Previous step of the supplement to the law of cubic reciprocity

Question

Let $\gamma$, $\rho\in\mathbb{Z[\omega]}$ be different primary irreducibles (i.e. $\gamma$, $ \rho\equiv 2(3)$), where $\omega=-\frac{1}{2}+i\frac{\sqrt{3}}{2}$. I have to prove that $\chi_{\gamma}(\rho)=\chi_{\rho}(\gamma)$, where $\chi_{\pi}(\alpha)$ is the cubic residue character.
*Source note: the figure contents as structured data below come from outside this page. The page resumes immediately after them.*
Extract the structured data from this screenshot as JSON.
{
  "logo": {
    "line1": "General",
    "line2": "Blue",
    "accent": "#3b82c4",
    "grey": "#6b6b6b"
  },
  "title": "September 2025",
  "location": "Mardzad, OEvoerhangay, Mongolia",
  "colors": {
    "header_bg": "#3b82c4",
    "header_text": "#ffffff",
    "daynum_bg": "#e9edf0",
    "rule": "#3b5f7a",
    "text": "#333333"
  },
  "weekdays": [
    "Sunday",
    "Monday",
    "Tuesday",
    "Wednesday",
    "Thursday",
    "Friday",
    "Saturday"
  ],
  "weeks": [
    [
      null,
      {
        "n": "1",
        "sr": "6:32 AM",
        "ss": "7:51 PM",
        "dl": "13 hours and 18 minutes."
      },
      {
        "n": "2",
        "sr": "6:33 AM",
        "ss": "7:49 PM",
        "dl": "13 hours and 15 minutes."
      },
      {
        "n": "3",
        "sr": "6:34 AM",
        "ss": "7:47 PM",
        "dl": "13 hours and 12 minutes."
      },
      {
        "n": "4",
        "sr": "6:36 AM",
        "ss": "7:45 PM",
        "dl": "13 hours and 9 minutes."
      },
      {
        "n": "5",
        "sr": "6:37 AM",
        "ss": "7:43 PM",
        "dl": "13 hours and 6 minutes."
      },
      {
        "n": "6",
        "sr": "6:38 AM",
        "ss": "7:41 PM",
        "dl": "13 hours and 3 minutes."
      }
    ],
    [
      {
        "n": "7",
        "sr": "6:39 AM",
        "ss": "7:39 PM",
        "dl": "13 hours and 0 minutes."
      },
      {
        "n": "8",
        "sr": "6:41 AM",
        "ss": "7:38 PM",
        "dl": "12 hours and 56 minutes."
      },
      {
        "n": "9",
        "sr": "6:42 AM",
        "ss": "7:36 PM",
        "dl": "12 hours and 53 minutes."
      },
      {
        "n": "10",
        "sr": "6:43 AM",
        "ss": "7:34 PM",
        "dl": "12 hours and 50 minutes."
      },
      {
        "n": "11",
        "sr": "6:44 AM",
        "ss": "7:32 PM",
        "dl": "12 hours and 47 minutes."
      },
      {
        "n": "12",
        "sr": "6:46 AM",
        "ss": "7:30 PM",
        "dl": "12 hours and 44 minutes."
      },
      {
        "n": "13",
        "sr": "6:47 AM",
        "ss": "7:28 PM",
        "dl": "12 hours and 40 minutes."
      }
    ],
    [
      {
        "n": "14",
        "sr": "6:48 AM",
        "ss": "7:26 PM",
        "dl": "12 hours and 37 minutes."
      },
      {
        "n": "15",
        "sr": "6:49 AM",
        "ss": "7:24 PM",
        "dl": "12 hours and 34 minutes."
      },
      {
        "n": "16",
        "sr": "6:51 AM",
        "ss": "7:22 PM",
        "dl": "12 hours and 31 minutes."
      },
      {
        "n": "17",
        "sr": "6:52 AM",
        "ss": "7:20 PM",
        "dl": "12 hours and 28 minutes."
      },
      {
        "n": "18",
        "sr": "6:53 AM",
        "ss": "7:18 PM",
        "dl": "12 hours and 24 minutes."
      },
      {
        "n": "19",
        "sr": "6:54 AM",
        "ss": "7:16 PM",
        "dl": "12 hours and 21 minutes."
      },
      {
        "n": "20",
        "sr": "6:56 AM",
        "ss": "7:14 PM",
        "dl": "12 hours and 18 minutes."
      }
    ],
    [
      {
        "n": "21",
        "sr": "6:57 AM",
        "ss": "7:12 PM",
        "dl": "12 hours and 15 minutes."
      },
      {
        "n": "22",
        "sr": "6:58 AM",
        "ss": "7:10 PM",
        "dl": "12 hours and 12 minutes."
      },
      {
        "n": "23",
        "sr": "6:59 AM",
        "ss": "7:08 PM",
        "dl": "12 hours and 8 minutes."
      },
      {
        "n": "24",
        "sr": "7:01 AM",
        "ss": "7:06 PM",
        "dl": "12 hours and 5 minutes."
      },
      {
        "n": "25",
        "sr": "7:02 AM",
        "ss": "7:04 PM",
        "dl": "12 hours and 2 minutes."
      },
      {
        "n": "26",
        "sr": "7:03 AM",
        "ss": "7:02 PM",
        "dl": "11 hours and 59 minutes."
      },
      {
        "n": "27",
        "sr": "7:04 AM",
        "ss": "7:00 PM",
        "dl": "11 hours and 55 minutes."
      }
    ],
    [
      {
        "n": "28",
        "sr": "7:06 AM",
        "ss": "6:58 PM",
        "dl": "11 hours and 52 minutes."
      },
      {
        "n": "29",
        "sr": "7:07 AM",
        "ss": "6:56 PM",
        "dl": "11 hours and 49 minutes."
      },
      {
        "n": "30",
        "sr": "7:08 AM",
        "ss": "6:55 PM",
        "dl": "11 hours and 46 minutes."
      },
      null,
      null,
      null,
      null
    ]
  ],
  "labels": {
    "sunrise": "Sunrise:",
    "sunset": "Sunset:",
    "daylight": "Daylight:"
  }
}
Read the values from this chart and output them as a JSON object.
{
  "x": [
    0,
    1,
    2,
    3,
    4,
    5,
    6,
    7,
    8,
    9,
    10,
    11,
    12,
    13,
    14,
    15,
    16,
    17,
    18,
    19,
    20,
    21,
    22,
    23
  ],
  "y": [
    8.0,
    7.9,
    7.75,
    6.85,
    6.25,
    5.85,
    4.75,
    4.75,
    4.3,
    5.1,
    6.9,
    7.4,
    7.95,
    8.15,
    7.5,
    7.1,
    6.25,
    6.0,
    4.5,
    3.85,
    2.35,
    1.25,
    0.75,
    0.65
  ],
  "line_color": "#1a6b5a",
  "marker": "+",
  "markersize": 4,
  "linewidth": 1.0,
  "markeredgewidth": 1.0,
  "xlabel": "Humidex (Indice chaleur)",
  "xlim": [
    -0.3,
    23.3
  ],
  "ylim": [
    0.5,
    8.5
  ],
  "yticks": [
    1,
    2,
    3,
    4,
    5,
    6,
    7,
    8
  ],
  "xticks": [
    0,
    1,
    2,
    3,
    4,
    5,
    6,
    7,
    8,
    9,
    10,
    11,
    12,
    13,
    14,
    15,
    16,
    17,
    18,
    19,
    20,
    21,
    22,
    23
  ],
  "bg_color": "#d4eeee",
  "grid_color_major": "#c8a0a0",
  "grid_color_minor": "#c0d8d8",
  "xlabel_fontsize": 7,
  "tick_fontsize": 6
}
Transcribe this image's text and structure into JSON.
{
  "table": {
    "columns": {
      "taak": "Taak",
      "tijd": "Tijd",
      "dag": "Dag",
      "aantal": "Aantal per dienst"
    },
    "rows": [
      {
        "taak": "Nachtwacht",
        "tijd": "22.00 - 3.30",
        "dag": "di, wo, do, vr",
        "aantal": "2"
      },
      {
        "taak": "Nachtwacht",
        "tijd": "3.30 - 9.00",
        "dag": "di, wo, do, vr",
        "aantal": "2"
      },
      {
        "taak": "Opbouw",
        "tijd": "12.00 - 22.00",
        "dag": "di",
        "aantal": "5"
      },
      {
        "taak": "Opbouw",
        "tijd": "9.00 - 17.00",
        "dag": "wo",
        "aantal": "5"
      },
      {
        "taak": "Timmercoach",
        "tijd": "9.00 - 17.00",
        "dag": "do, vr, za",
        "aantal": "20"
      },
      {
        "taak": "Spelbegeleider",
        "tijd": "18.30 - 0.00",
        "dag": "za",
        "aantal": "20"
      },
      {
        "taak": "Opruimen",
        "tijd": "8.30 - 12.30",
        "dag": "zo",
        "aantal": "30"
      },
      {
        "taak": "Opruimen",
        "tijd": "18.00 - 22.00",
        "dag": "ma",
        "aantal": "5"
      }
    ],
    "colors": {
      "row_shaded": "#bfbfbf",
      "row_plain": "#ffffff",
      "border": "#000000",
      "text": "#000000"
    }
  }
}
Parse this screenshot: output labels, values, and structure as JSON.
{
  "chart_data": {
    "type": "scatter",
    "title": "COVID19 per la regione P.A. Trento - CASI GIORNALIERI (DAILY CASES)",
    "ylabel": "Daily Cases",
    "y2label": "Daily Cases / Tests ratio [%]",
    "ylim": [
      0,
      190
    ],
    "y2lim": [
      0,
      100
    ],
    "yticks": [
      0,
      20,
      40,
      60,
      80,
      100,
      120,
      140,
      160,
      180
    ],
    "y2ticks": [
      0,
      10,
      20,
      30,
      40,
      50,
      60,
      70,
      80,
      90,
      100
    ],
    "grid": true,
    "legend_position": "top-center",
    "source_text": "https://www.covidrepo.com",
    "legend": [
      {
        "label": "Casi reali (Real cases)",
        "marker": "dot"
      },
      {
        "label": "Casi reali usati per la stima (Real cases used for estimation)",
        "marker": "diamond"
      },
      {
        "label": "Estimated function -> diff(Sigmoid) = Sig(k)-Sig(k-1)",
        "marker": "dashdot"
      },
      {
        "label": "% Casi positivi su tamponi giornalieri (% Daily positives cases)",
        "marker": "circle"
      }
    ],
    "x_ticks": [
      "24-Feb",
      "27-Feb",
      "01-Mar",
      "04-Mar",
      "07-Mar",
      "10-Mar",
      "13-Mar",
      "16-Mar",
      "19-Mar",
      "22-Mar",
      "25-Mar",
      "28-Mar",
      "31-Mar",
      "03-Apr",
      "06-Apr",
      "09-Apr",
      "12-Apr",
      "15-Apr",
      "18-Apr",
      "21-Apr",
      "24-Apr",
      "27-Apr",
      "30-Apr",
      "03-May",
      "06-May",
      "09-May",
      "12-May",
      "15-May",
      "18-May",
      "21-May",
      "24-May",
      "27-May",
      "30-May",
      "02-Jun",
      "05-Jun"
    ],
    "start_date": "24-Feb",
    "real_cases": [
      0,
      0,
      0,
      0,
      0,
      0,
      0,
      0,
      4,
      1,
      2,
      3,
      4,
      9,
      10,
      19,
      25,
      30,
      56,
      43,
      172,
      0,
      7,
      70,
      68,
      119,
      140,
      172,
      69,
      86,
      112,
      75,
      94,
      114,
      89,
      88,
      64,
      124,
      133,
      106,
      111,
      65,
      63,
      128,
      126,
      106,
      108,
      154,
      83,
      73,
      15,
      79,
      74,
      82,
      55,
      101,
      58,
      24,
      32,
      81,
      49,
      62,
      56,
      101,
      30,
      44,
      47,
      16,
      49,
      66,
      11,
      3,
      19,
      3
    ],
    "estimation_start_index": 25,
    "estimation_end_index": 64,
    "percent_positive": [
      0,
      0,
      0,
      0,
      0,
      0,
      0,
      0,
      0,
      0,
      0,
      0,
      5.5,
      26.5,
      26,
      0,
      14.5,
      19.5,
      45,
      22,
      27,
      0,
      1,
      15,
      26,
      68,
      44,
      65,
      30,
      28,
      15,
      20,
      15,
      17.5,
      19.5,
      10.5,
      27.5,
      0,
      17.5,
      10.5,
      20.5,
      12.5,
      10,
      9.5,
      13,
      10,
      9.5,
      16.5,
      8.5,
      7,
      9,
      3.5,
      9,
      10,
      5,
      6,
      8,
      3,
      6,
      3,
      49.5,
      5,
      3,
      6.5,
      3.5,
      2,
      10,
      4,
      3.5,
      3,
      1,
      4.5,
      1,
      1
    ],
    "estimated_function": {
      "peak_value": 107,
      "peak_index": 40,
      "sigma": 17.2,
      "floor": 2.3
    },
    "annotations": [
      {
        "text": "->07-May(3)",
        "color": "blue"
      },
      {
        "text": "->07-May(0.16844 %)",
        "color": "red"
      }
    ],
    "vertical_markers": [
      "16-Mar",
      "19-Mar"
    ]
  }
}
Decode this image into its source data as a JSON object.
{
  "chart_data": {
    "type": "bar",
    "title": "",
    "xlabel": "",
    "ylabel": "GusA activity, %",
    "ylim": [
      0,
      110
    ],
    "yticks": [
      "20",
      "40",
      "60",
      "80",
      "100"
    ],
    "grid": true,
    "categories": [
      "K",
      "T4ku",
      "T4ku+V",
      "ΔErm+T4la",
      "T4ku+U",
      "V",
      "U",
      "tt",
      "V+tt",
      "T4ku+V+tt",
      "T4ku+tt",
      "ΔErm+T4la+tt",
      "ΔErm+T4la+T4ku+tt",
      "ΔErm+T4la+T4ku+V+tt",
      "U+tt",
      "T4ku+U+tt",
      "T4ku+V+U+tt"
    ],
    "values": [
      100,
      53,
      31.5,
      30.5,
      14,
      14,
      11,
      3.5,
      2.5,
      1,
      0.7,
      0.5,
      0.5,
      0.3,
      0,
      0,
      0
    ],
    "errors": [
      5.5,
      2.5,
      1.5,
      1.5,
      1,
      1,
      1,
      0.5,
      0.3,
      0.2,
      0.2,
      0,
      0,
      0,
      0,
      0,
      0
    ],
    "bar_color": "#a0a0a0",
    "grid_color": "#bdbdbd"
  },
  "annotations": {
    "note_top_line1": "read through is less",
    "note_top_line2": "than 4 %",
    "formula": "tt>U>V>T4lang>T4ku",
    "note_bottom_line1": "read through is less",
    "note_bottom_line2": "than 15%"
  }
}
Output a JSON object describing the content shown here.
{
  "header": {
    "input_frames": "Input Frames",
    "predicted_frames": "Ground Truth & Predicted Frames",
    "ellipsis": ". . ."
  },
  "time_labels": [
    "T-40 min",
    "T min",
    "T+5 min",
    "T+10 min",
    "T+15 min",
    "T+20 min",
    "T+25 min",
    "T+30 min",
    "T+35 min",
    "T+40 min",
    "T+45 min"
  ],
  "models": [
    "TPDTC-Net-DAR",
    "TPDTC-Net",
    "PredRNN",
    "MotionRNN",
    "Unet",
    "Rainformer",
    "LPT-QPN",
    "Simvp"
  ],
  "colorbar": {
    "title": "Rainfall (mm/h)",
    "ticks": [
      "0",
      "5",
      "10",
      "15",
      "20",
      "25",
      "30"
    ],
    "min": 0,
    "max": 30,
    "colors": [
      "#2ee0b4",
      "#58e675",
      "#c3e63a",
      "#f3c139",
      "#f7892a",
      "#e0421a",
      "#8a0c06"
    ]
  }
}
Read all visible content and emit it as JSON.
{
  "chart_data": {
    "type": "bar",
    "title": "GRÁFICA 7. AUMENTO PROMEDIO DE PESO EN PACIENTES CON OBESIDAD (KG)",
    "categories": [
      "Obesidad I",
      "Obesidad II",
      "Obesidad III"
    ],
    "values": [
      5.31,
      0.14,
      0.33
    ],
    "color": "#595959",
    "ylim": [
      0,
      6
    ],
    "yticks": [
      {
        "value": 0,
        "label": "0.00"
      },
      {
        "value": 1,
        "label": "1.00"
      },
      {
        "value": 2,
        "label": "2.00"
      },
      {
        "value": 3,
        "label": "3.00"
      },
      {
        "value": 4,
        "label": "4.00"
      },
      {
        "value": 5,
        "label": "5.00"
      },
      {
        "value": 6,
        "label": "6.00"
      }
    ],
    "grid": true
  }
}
Let $\lambda=1-\omega$, if $\gamma$, $ \rho\equiv 2(3)$, then $\lambda$ does not divide $\gamma$ and $ \rho$. If $N(\gamma)\neq N(\rho)$ then $\chi_{\gamma}(\rho)=\chi_{\rho}(\gamma)$ is a consequence of the cubic reciprocity law.

Under these conditions, if $N(\gamma)= N(\rho)$, then $\overline{\gamma}=\rho$. In the book of Ireland and Rosen is proved that $\overline{\chi_{\pi}(\alpha)}={\chi_{\overline{\pi}}(\overline{\alpha})}$, so the only thing left is to show that $\chi_{\gamma}(\rho)=1$. It is supposed to be an easy consequence of the properties of the cubic residue character (according to Kenneth S. Williams) but I don't get to prove it.

This question is implicitly on problem 20 in chapter 9 of Ireland and Rosen. Any help will be appreciated. If any of my guesses is wrong, a correction would be appreciated too.

Answer 1

Here's one way to finish the proof.

If $\bar\gamma=\rho$ and $\gamma\neq\rho$ then $\gamma\rho$ is some rational prime $p=3k+1$, and $\rho \equiv \gamma+\rho \bmod \gamma$ with $\gamma+\rho = a$ the rational integer such that $a \equiv 1 \bmod 3$ and $4p = a^2 + 27b^2$ for some integer $b$. Now if you already know the neat formula $$ a \equiv -\left({3k\atop k, k, k}\right) = \frac{-(3k)!}{k!^3} \bmod p $$ then you're done, because the numerator is $-(p-1)! \equiv 1$ by Wilson's theorem, and the denominator is a cube, so $a$ is a cube mod $p$ and thus modulo the factor $\gamma$ of $p$ as desired.